Another example of double protection is found in the phenomenon of projection of feeling onto other persons. It is frequently found that children with cancer can worry about the well-being of their parents. In self-report questionnaires and interviews children agree remarkably often with statements referring to something bad that can happen with the family or their parents. With the expression of feelings of anxiety about their parents, the child probably shows feelings of anxiety about his own vulnerability in a self-protective way, whereas parents onto which anxieties are projected, are protected against worrying for their child.

7.5.2 Double Protection by Pediatric Oncology Staff

Above we described the phenomenon of double protection in pediatric oncology by children and parents, sometimes observable by attributing positive characteristics to one another. In relation to this, we speculate that staff members may also need to see children with cancer and their parents as strong, and presumably achieve self-protection via attributing positive characteristics to children and/or their parents. Staff members have to confront children and parents with bad news, with burdensome treatment regimens, and painful medical interventions. Because of the intensity and length of care involved, a strong emotional relationship usually develops between the patient and staff. During the course of treatment, staff members may be confronted with situations in which they are uncertain about the benefits and risks of their work. It is conceivable that if they create an image of children and parents who are able to manage the situation, it enables them to continue their work and to endure the continuing confrontation with the emotional turmoil of the family. With more years of experience in oncology this need to see children and parents as strong may even become increasingly necessary as a coping strategy.

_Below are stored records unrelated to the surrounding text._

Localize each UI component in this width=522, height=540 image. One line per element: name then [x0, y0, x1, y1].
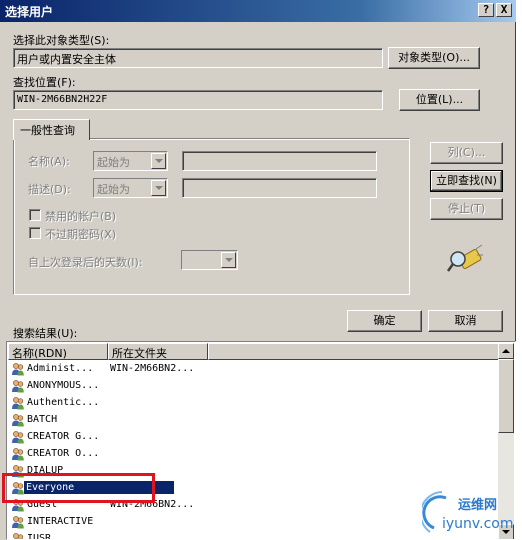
user-group-icon: [12, 516, 24, 529]
name-label: 名称(A):: [28, 155, 70, 168]
chevron-down-icon[interactable]: [151, 153, 166, 169]
table-row[interactable]: BATCH: [8, 412, 498, 429]
object-type-field: 用户或内置安全主体: [13, 48, 383, 68]
chevron-down-icon[interactable]: [151, 180, 166, 196]
row-name: BATCH: [27, 414, 58, 425]
ok-button[interactable]: 确定: [347, 310, 422, 332]
object-type-label: 选择此对象类型(S):: [13, 34, 110, 47]
annotation-highlight: [2, 473, 155, 503]
row-name: CREATOR G...: [27, 431, 100, 442]
column-header-folder[interactable]: 所在文件夹: [108, 343, 208, 360]
table-row[interactable]: Authentic...: [8, 395, 498, 412]
search-results-label: 搜索结果(U):: [13, 327, 78, 340]
select-user-dialog: 选择用户 ? X 选择此对象类型(S): 用户或内置安全主体 对象类型(O)..…: [0, 0, 516, 540]
non-expiring-password-label: 不过期密码(X): [45, 228, 117, 241]
row-name: IUSR: [27, 533, 52, 540]
user-group-icon: [12, 431, 24, 444]
scroll-thumb[interactable]: [498, 359, 514, 433]
table-row[interactable]: CREATOR G...: [8, 429, 498, 446]
locations-button[interactable]: 位置(L)...: [399, 89, 480, 111]
location-field: WIN-2M66BN2H22F: [13, 90, 383, 110]
window-title: 选择用户: [5, 5, 54, 19]
table-row[interactable]: CREATOR O...: [8, 446, 498, 463]
columns-button[interactable]: 列(C)...: [430, 142, 503, 164]
find-now-button[interactable]: 立即查找(N): [430, 170, 503, 192]
user-group-icon: [12, 380, 24, 393]
description-match-combo[interactable]: 起始为: [93, 178, 168, 198]
watermark-title: 运维网: [458, 498, 498, 513]
disabled-accounts-checkbox[interactable]: [29, 209, 41, 221]
name-match-combo[interactable]: 起始为: [93, 151, 168, 171]
location-label: 查找位置(F):: [13, 76, 76, 89]
row-name: Administ...: [27, 363, 94, 374]
object-types-button[interactable]: 对象类型(O)...: [388, 47, 480, 69]
search-flashlight-icon: [446, 244, 483, 272]
title-bar[interactable]: 选择用户 ? X: [0, 0, 516, 22]
description-match-value: 起始为: [97, 183, 130, 196]
stop-button[interactable]: 停止(T): [430, 198, 503, 220]
non-expiring-password-checkbox[interactable]: [29, 227, 41, 239]
disabled-accounts-label: 禁用的帐户(B): [45, 210, 117, 223]
user-group-icon: [12, 397, 24, 410]
user-group-icon: [12, 363, 24, 376]
user-group-icon: [12, 448, 24, 461]
close-button[interactable]: X: [496, 3, 512, 17]
row-name: Authentic...: [27, 397, 100, 408]
row-name: ANONYMOUS...: [27, 380, 100, 391]
watermark: 运维网 iyunv.com: [419, 488, 522, 538]
cancel-button[interactable]: 取消: [428, 310, 503, 332]
days-since-logon-combo[interactable]: [181, 250, 238, 270]
row-name: CREATOR O...: [27, 448, 100, 459]
row-name: INTERACTIVE: [27, 516, 94, 527]
description-label: 描述(D):: [28, 183, 71, 196]
table-row[interactable]: ANONYMOUS...: [8, 378, 498, 395]
name-match-value: 起始为: [97, 156, 130, 169]
help-button[interactable]: ?: [478, 3, 494, 17]
scroll-up-button[interactable]: [498, 343, 514, 359]
watermark-url: iyunv.com: [442, 516, 514, 532]
table-row[interactable]: Administ... WIN-2M66BN2...: [8, 361, 498, 378]
column-header-name[interactable]: 名称(RDN): [8, 343, 108, 360]
user-group-icon: [13, 533, 24, 539]
description-input[interactable]: [182, 178, 377, 198]
arrow-up-icon: [502, 349, 510, 353]
tab-general-query[interactable]: 一般性查询: [13, 119, 90, 140]
row-folder: WIN-2M66BN2...: [110, 363, 195, 374]
user-group-icon: [12, 414, 24, 427]
name-input[interactable]: [182, 151, 377, 171]
days-since-logon-label: 自上次登录后的天数(I):: [28, 256, 143, 269]
chevron-down-icon[interactable]: [221, 252, 236, 268]
column-header-filler: [208, 343, 500, 360]
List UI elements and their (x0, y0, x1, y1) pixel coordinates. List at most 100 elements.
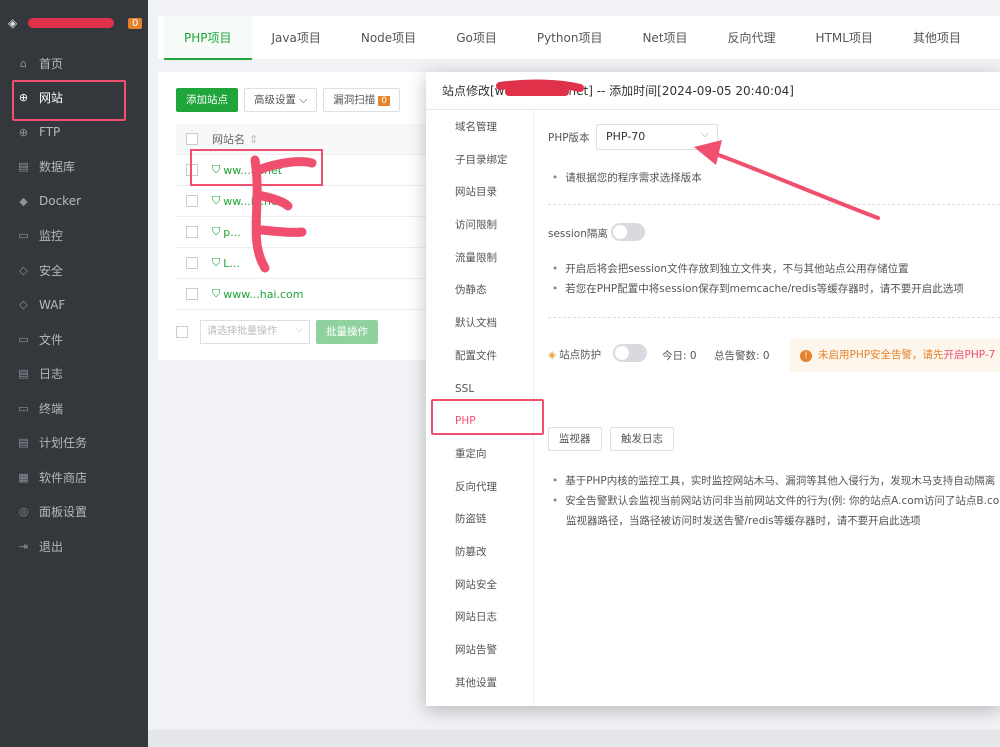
row-checkbox[interactable] (186, 226, 198, 238)
batch-button[interactable]: 批量操作 (316, 320, 378, 344)
sidebar-item-4[interactable]: ◆ Docker (0, 184, 148, 219)
modal-nav-item-7[interactable]: 配置文件 (426, 340, 533, 373)
php-version-select[interactable]: PHP-70 (596, 122, 718, 150)
add-site-button[interactable]: 添加站点 (176, 88, 238, 112)
tab-3[interactable]: Go项目 (436, 16, 517, 60)
sidebar-item-7[interactable]: ◇ WAF (0, 288, 148, 323)
modal-nav-item-11[interactable]: 反向代理 (426, 471, 533, 504)
sidebar-item-label: 计划任务 (39, 436, 88, 451)
database-icon: ▤ (18, 160, 29, 174)
row-checkbox[interactable] (186, 257, 198, 269)
modal-nav-item-15[interactable]: 网站日志 (426, 601, 533, 634)
modal-nav-item-1[interactable]: 子目录绑定 (426, 144, 533, 177)
domain-redacted (504, 87, 569, 96)
session-toggle[interactable] (611, 223, 645, 241)
desc-1: 基于PHP内核的监控工具，实时监控网站木马、漏洞等其他入侵行为，发现木马支持自动… (552, 473, 995, 488)
terminal-icon: ▭ (18, 401, 29, 415)
tab-6[interactable]: 反向代理 (708, 16, 796, 60)
sidebar-item-9[interactable]: ▤ 日志 (0, 357, 148, 392)
store-icon: ▦ (18, 470, 29, 484)
table-header: 网站名 ⇕ (176, 124, 458, 155)
site-name-link[interactable]: www...hai.com (223, 288, 303, 301)
modal-nav-item-14[interactable]: 网站安全 (426, 569, 533, 602)
sidebar-item-13[interactable]: ◎ 面板设置 (0, 495, 148, 530)
sidebar-item-12[interactable]: ▦ 软件商店 (0, 460, 148, 495)
tab-4[interactable]: Python项目 (517, 16, 623, 60)
sort-icon[interactable]: ⇕ (249, 133, 258, 146)
advanced-settings-label: 高级设置 (254, 94, 296, 106)
sidebar-item-label: 退出 (39, 539, 64, 554)
sidebar-item-2[interactable]: ⊕ FTP (0, 115, 148, 150)
modal-title-suffix: net] -- 添加时间[2024-09-05 20:40:04] (568, 84, 794, 98)
sidebar-item-10[interactable]: ▭ 终端 (0, 391, 148, 426)
desc-2: 安全告警默认会监视当前网站访问非当前网站文件的行为(例: 你的站点A.com访问… (552, 493, 1000, 508)
sidebar-item-3[interactable]: ▤ 数据库 (0, 150, 148, 185)
shield-icon: ⛉ (212, 287, 221, 300)
sidebar-item-label: 文件 (39, 332, 64, 347)
modal-title-prefix: 站点修改[w (442, 84, 505, 98)
project-tabs: PHP项目 Java项目 Node项目 Go项目 Python项目 Net项目 反向代理 HT… (158, 15, 1000, 60)
modal-nav-item-3[interactable]: 访问限制 (426, 209, 533, 242)
sidebar-item-5[interactable]: ▭ 监控 (0, 219, 148, 254)
server-badge[interactable]: 0 (128, 17, 143, 29)
sidebar-item-8[interactable]: ▭ 文件 (0, 322, 148, 357)
modal-nav-item-4[interactable]: 流量限制 (426, 242, 533, 275)
table-row: ⛉ L... (176, 248, 458, 279)
modal-nav-item-17[interactable]: 其他设置 (426, 667, 533, 700)
session-tip-1: 开启后将会把session文件存放到独立文件夹，不与其他站点公用存储位置 (552, 261, 908, 276)
site-protect-text: 站点防护 (559, 349, 602, 361)
batch-select[interactable]: 请选择批量操作 (200, 319, 310, 344)
tab-0[interactable]: PHP项目 (164, 15, 252, 60)
alert-link[interactable]: 开启PHP-7 (944, 349, 996, 361)
eye-icon: ◈ (548, 349, 557, 361)
server-ip-redacted (28, 18, 114, 28)
sidebar-item-11[interactable]: ▤ 计划任务 (0, 426, 148, 461)
site-protect-label: ◈ 站点防护 (548, 347, 601, 362)
php-alert-warning: ! 未启用PHP安全告警，请先开启PHP-7 (790, 338, 1000, 372)
vuln-scan-button[interactable]: 漏洞扫描 0 (323, 88, 401, 112)
sidebar-item-label: 终端 (39, 401, 64, 416)
monitor-icon: ▭ (18, 229, 29, 243)
sidebar-item-1[interactable]: ⊕ 网站 (0, 81, 148, 116)
monitor-button[interactable]: 监视器 (548, 427, 602, 451)
row-checkbox[interactable] (186, 288, 198, 300)
modal-nav-item-12[interactable]: 防盗链 (426, 503, 533, 536)
site-name-link[interactable]: ww...ia.net (223, 195, 282, 208)
batch-checkbox[interactable] (176, 326, 188, 338)
modal-nav-item-8[interactable]: SSL (426, 373, 533, 406)
col-site-name[interactable]: 网站名 (212, 131, 245, 147)
bt-logo-icon: ◈ (8, 16, 18, 30)
modal-nav-item-6[interactable]: 默认文档 (426, 307, 533, 340)
site-name-link[interactable]: L... (223, 257, 240, 270)
trigger-log-button[interactable]: 触发日志 (610, 427, 674, 451)
tab-2[interactable]: Node项目 (341, 16, 436, 60)
site-name-link[interactable]: p... (223, 226, 240, 239)
site-protect-toggle[interactable] (613, 344, 647, 362)
modal-nav-item-13[interactable]: 防篡改 (426, 536, 533, 569)
modal-nav-item-16[interactable]: 网站告警 (426, 634, 533, 667)
modal-nav-item-2[interactable]: 网站目录 (426, 176, 533, 209)
tab-7[interactable]: HTML项目 (796, 16, 893, 60)
site-name-link[interactable]: ww...ai.net (223, 164, 282, 177)
divider (548, 204, 1000, 205)
sidebar-item-6[interactable]: ◇ 安全 (0, 253, 148, 288)
sidebar-item-label: 监控 (39, 229, 64, 244)
shield-icon: ⛉ (212, 163, 221, 176)
advanced-settings-button[interactable]: 高级设置 ⌵ (244, 88, 318, 112)
site-edit-modal: 站点修改[w net] -- 添加时间[2024-09-05 20:40:04] … (426, 72, 1000, 706)
tab-1[interactable]: Java项目 (252, 16, 341, 60)
sidebar-item-label: 数据库 (39, 160, 76, 175)
warning-icon: ! (800, 350, 812, 362)
sidebar-item-0[interactable]: ⌂ 首页 (0, 46, 148, 81)
modal-nav-item-9[interactable]: PHP (426, 405, 533, 438)
batch-bar: 请选择批量操作 批量操作 (176, 319, 378, 344)
tab-8[interactable]: 其他项目 (893, 16, 981, 60)
row-checkbox[interactable] (186, 195, 198, 207)
row-checkbox[interactable] (186, 164, 198, 176)
sidebar-item-14[interactable]: ⇥ 退出 (0, 529, 148, 564)
modal-nav-item-5[interactable]: 伪静态 (426, 274, 533, 307)
select-all-checkbox[interactable] (186, 133, 198, 145)
tab-5[interactable]: Net项目 (622, 16, 707, 60)
modal-nav-item-10[interactable]: 重定向 (426, 438, 533, 471)
modal-nav-item-0[interactable]: 域名管理 (426, 111, 533, 144)
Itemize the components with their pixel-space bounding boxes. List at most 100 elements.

In a study conducted in our department, a to tal of 76 staff members, 84 children with cancer, and their 163 parents participated (Grootenhuis et al. 1996). We compared staff members' ratings with the parents' ratings on the need for support and with the children's ratings on experienced pain. We found that both gender and number of years working in oncology care were positively associated with increased self-protective reactions in staff members. Male staff members rated medical procedures and the pain children experience in general as less painful than did female staff members. Their judgments about experienced pain in general and the lumbar puncture procedure in particular tended to be lower than the children's ratings. Female staff members attributed more positive characteristics to children with cancer and their parents than did male staff members. Staff members with more years of experience in oncology tended to rate all three medical procedures as less painful than those with fewer years of experience, and they also attributed more positive characteristics to the children. Although some limitations of the study should be taken into account (small numbers, general ratings), we believe that these data provide some support for the hypothesis that staff members' perception is influenced by so-called 'double protection'.

There is no doubt that pediatric oncology staff members need a certain professional distance to cope with the stress of their work. However, care should meet the needs of the children with cancer and their parents. The staff's tendency to attribute positive qualities to children and parents should not interfere with decisions about administration of pain medication or the referral to other additional support services. For this reason, it would not only be desirable to pay attention to the coping strategies of both children with cancer and their parents during medical education programs, but also to focus on self-protective behavior in staff members themselves.